Our big trip is closing in fast. The closer it gets the dumber it feels to do it. We are trying our best to prepare everything. Figuring out visas, making packing lists, preparing toolkits, and everything else that needs to be in order for a trip like this.
But another thing we also feel is important is to practice our off-road skills and techniques.
We are both very fresh riders. Especially when it comes to riding off-road. Both of us had our first off-road experience 2 months ago when we drove on the Trans Euro Trail down in Finnskogen during our last trip.
Since then we have only had two days where we have been riding off-road. Needless to say; we need some practice.
Lucky for us there are a lot of awesome people in the motorcycle community, and some of them are also watching our YouTube channel.
One of those guys is Jon Øyvind. We have been talking to him for some time and we’re planning some rides together last winter, but it never happened. But a few weeks ago we finally met when we did a 7 hour tour together with some other riders around our region. Jon Øyvind is a very skilled rider and have been riding off road for 15 years. He invited us to his garage to give us some tips on how to pack our bike and how to prepare a tool kit. That was very useful. He also took the time to take us out to practice some techniques in challenging terrain.

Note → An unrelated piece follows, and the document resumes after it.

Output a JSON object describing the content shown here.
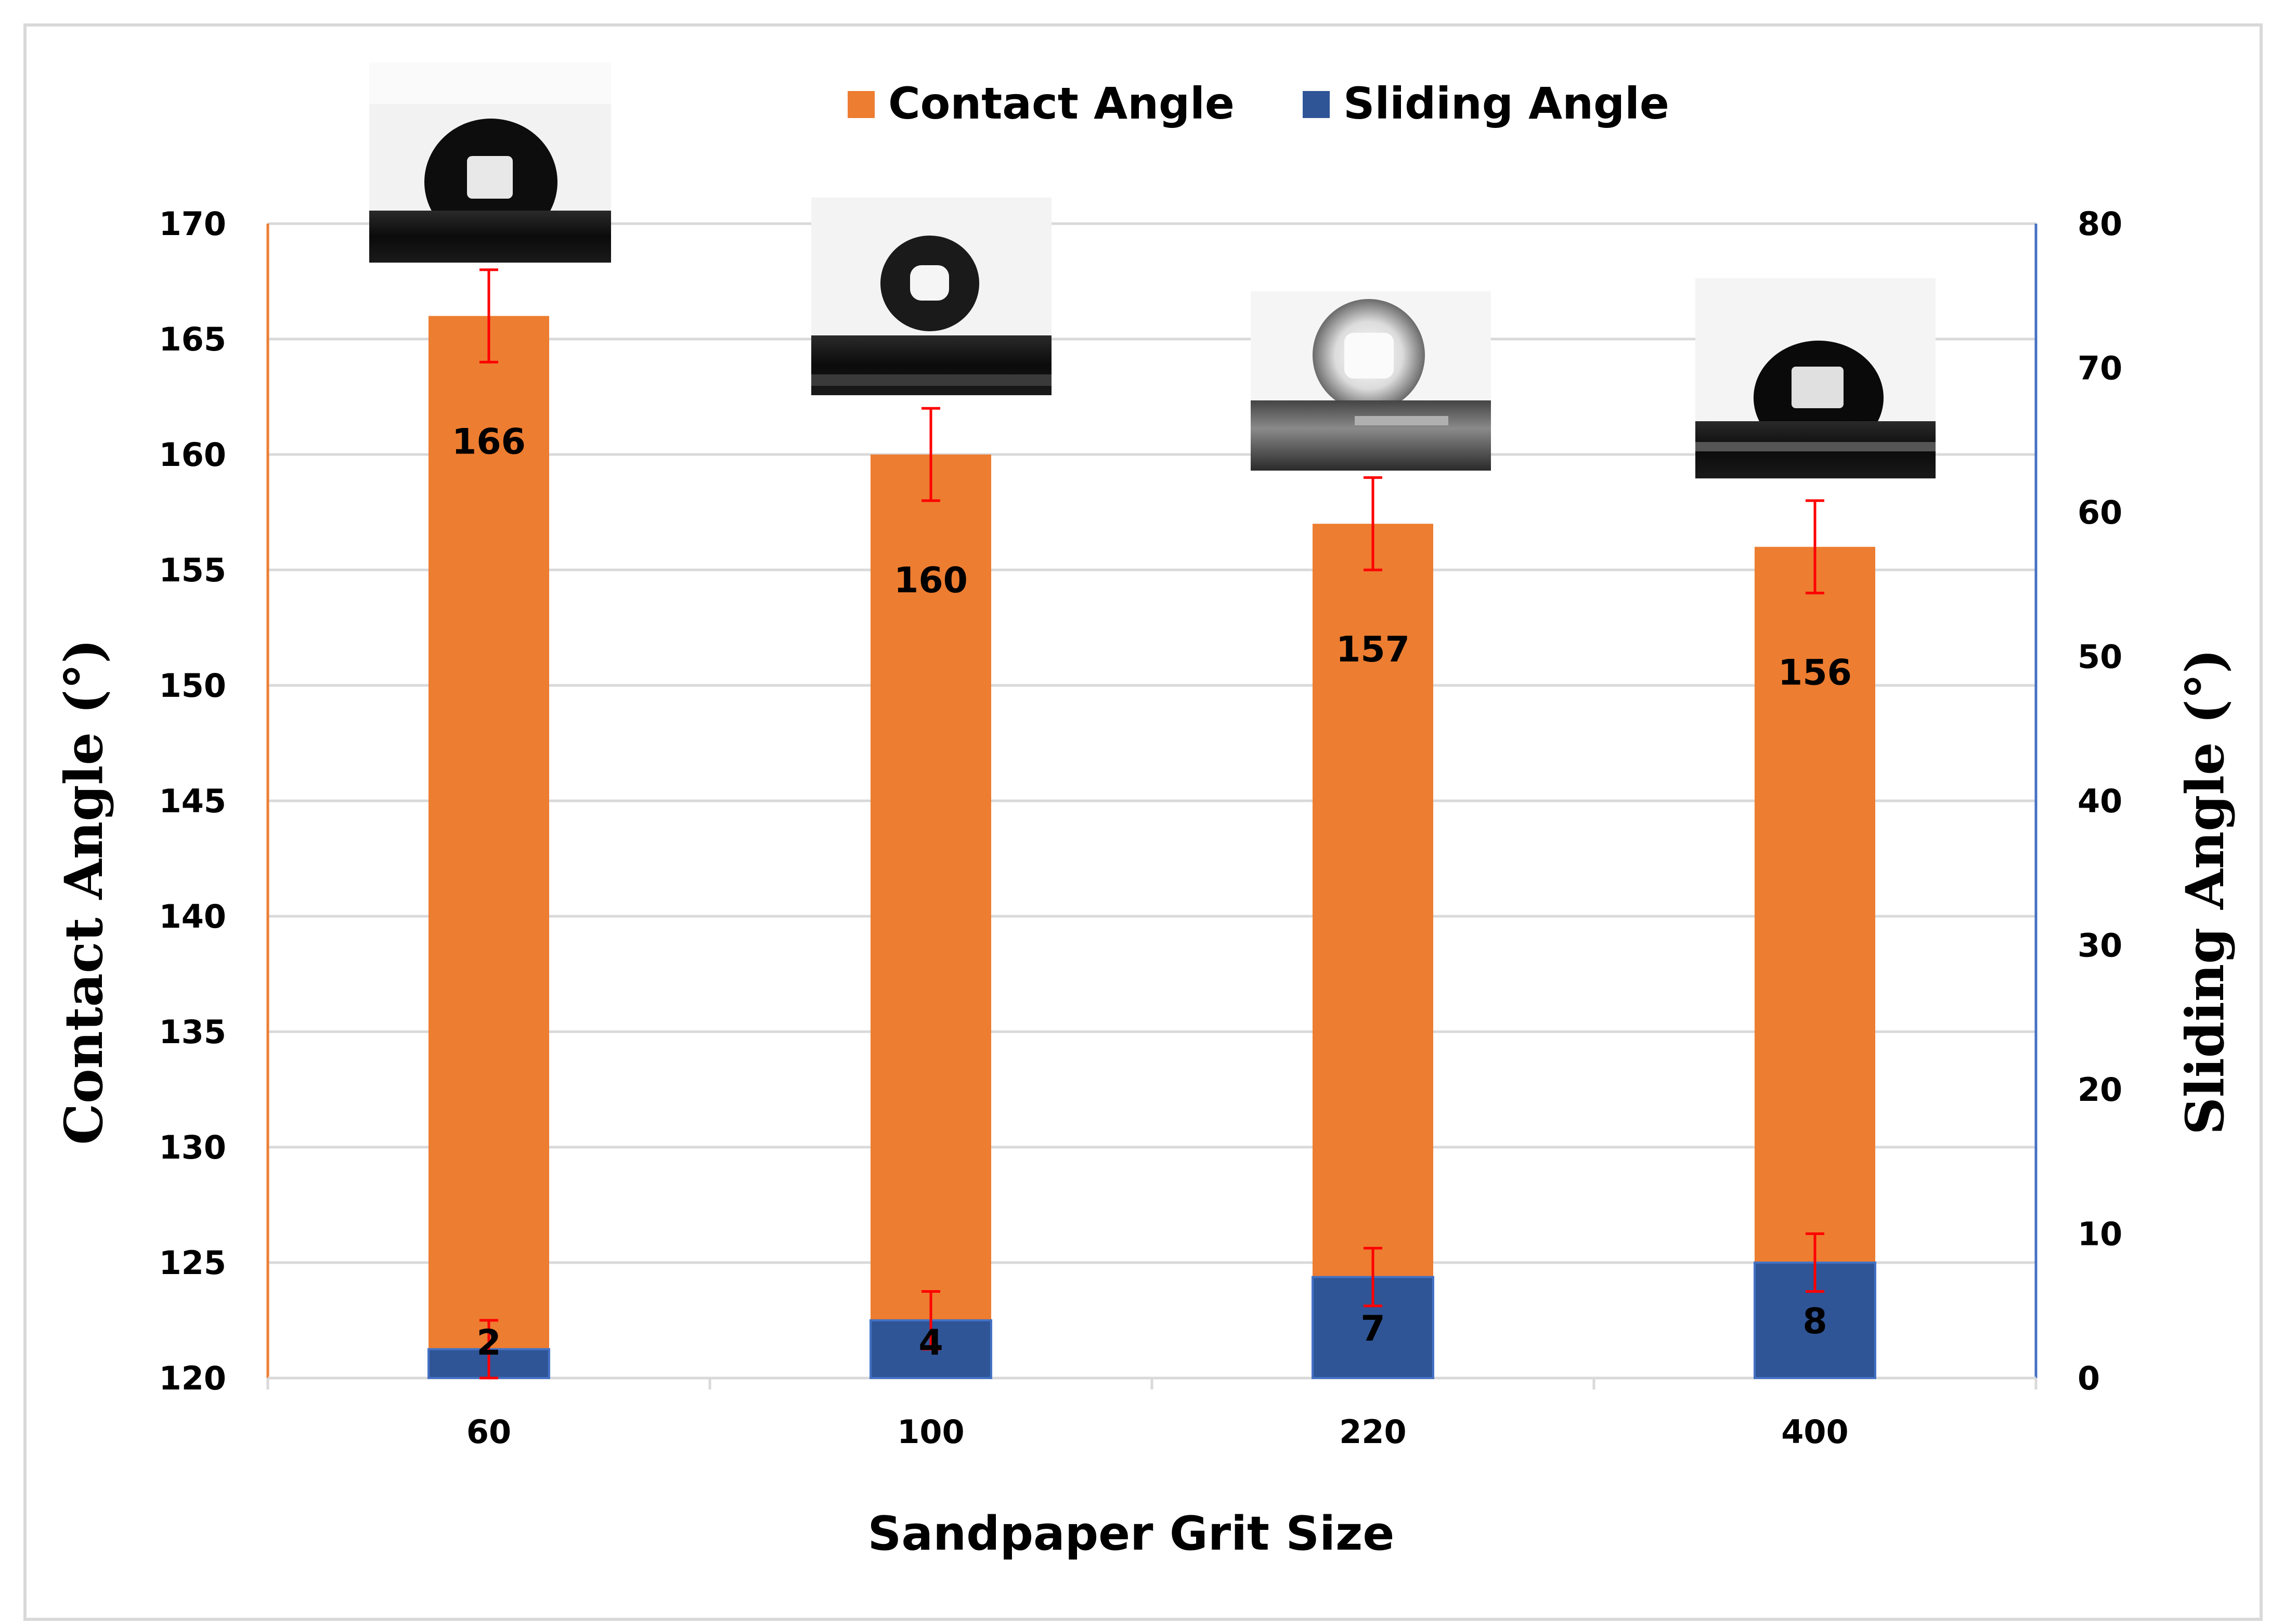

At first it was a lot of fun. He took us to a small section of “road” that he thought would be similar to some of the things we may encounter on our journey so we could get some real training. The first section was pretty good. Then we got to a section with a bunch of deep puddles filled with mud. That was very challenging. But he had taught us that when in trouble, give it more gas.

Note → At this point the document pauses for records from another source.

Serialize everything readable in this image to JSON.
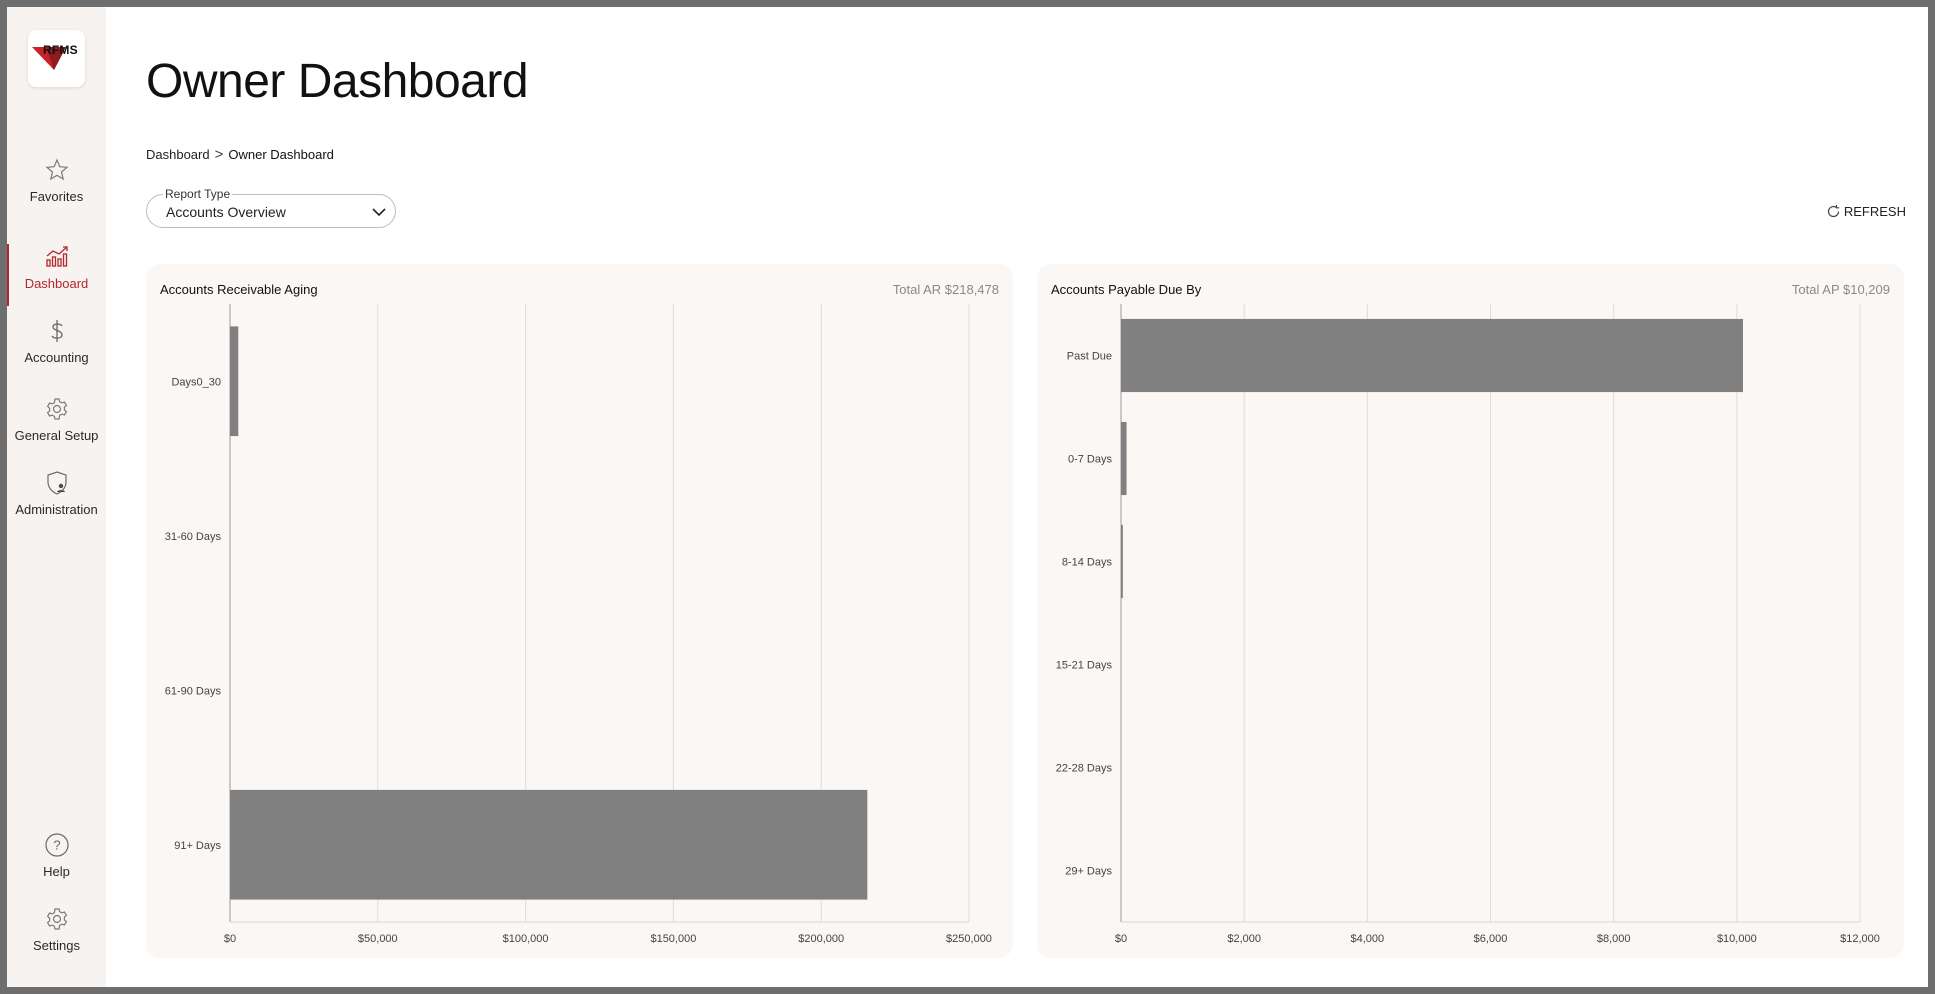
{
  "sidebar": {
    "logo_text": "RFMS",
    "items": [
      {
        "label": "Favorites",
        "icon": "star-icon"
      },
      {
        "label": "Dashboard",
        "icon": "chart-icon",
        "active": true
      },
      {
        "label": "Accounting",
        "icon": "dollar-icon"
      },
      {
        "label": "General Setup",
        "icon": "gear-icon"
      },
      {
        "label": "Administration",
        "icon": "shield-user-icon"
      }
    ],
    "bottom_items": [
      {
        "label": "Help",
        "icon": "help-icon"
      },
      {
        "label": "Settings",
        "icon": "gear-icon"
      }
    ]
  },
  "header": {
    "title": "Owner Dashboard",
    "breadcrumb": {
      "root": "Dashboard",
      "separator": ">",
      "current": "Owner Dashboard"
    }
  },
  "report_type": {
    "label": "Report Type",
    "value": "Accounts Overview"
  },
  "refresh_label": "REFRESH",
  "colors": {
    "accent": "#b3262c",
    "bar": "#808080",
    "card_bg": "#faf7f5"
  },
  "chart_data": [
    {
      "type": "bar",
      "orientation": "horizontal",
      "title": "Accounts Receivable Aging",
      "total_label": "Total AR $218,478",
      "categories": [
        "Days0_30",
        "31-60 Days",
        "61-90 Days",
        "91+ Days"
      ],
      "values": [
        2800,
        0,
        0,
        215600
      ],
      "xlim": [
        0,
        250000
      ],
      "xticks": [
        "$0",
        "$50,000",
        "$100,000",
        "$150,000",
        "$200,000",
        "$250,000"
      ],
      "grid": true
    },
    {
      "type": "bar",
      "orientation": "horizontal",
      "title": "Accounts Payable Due By",
      "total_label": "Total AP $10,209",
      "categories": [
        "Past Due",
        "0-7 Days",
        "8-14 Days",
        "15-21 Days",
        "22-28 Days",
        "29+ Days"
      ],
      "values": [
        10100,
        90,
        30,
        0,
        0,
        0
      ],
      "xlim": [
        0,
        12000
      ],
      "xticks": [
        "$0",
        "$2,000",
        "$4,000",
        "$6,000",
        "$8,000",
        "$10,000",
        "$12,000"
      ],
      "grid": true
    }
  ]
}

We both managed to get through. Barely. Then we came to a pretty steep hill. He tried to signal for us to wait, but we didn’t understand what he meant, so we just followed him up the hill. That almost turned out to be a mistake.
I drive behind him, but I chose the wrong lane, and managed to hit a big rock. The bike jumped up and I got stuck in the ditch. But somehow I didn’t fall over. What I thought was a bad mistake turned out to be good practice for how to get unstuck. He shows me how to position myself and the bike do get enough traction to get out, and I managed to do it and continued up the hill. I got a big sense of accomplishment and I ran down to see how Pia was doing. She was riding behind me and had managed to tip over at the bottom of the hill when I got stuck. But Jon Øyvind had helped her up. She was ok but decided not to try and go up the hill.
Jon Øyvind said I should got around and try again. Now I knew where to go to not get stuck.
So I took a loop around to get back to the bottom of the hill again. Now I had to pass through that difficult muddy section again, and I decided to go on the right side of the track instead of the left as I did last time.
In the first puddle I got in trouble again, but like Jon Øyvind said, if in trouble, more gas. It worked and I got through it. Then right after them was another big mud puddle, so I did the same. Now I was going about 50km/h and before I knew it I was in another puddle. I hit the throttle, but this time it didn’t work. I must have held the clutch in too far, because instead of continuing forward my bike jumped out of the puddle on the left side and I landed sideways in a puddle on the left side of the track.
My bike was laying almost inside down in the mud and I laying beside it wheezing and trying to draw breath. Luckily the bike didn’t land on top of me. My first thought was FUCK! Now the bike is broken and I won’t be able to go on the trip. Then I felt a sharp and intense pain in my rib on the left side of my back. I thought I had broken a few ribs. I was still struggling to breathe and couldn´t really move for about a minute. Then I managed to draw breath again and the pain started to subside.
After another minute or two I managed to get back in my feet. Still not being able to fill my lungs, but I could breathe. I tried to yell for help, but Pia and Jon Øyvind was too far away, and I could really make much sound. He was trying to teach Pia how to turn around if she gets stuck.
After taking a few minutes to get my bearings I felt a bit better. So I tried to lift my bike up. But as soon as I tightened my muscles the intense pain came back. Finally, after struggling for a bit I managed to wedge my foot under the bike and lift it up. It was full of mud, same as I was. And the clutch lever was bent. But nothing else was broken surprisingly.
I got back in it and drove towards Pia and Jon Øyvind. I wanted to continue practicing, but he said that was not a good idea. So we drove back to a place with some sand where Pia cold practice her clutch control at low speed.
It was a good thing I didn’t continue because after about 15 minutes it got more and more painful. And I was struggling to stand upright or sit on my bike normally. After about 45 minutes we called it quits and drove home.
I have toppled over countless times on my bikes, but never at higher speeds. This was the first time I had crashed properly. But I was lucky it didn’t go much worse. This was a learning experience for me. After reflecting on what happened I think I know more what to expect in those type of situations. I need to practice my clutch control better in tense situations.
All in all it was a fun day. And we both learned a lot. We are very grateful to Jon Øyvind for taking the time to teach us. In the two days we’ve spent with him we have learned a lot. About tools, fixing our bikes, packing and riding, and most importantly we have had a lot of fun!
The next day I went to the doctor to have an xray taken and it turned out it was just a bruised muscle between my ribs. All in all I was very lucky.